In another sign that the world economy is shifting to an intangible economy, the Bureau of Economic Analysis (www.bea.gov) recently released the July trade figures for September. While the the trade deficit was up — rising $4.6 billion to $39.1 billion, the US trade surplus in pure intangibles rose by $166 million to $16.2 billion.
So how does the government measure intangible assets? Here is summary as defined by the BEA/Census Bureau:
- Royalties and License Fees – Transactions with foreign residents involving intangible assets and proprietary rights, such as the use of patents, techniques, processes, formulas, designs, know-how, trademarks, copyrights, franchises, and manufacturing rights.

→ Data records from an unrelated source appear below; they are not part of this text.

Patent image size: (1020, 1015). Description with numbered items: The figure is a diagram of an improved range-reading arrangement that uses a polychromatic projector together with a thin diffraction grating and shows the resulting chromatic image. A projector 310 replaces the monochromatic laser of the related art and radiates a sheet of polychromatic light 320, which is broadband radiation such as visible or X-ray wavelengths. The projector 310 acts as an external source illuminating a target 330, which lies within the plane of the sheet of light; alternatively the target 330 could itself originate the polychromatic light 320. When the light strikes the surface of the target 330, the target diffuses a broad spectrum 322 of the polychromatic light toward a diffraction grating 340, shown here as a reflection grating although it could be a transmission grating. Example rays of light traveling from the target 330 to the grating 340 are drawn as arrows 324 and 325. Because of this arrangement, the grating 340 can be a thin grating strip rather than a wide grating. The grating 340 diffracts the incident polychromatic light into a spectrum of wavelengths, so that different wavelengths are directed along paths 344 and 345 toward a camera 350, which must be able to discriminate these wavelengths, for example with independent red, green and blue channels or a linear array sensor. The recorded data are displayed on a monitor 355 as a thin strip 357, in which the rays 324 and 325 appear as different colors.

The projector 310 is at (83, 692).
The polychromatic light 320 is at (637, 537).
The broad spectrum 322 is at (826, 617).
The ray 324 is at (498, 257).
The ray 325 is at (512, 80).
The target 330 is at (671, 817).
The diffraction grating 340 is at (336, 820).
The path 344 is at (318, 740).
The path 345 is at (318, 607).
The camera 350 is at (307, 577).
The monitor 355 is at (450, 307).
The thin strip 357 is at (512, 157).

- The term “royalties” generally refers to payments for the utilization of copyrights or trademarks, and the term “license fees” generally refers to payments for the use of patents or industrial processes.
- Other Private Services – Transactions with affiliated foreigners, for which no identification by type is available, and of transactions with unaffiliated foreigners.
Over the last few decades, there has been a shift from tangible assets, such as machines, equipment, and real estate, to intangible assets such as trademarks, copyrights, patents and trade secrets. Increasingly, the value of intellectual property is much higher than the physical assets of a business. In fact, intangible assets now account for over 70 percent of the value on corporate balance sheets.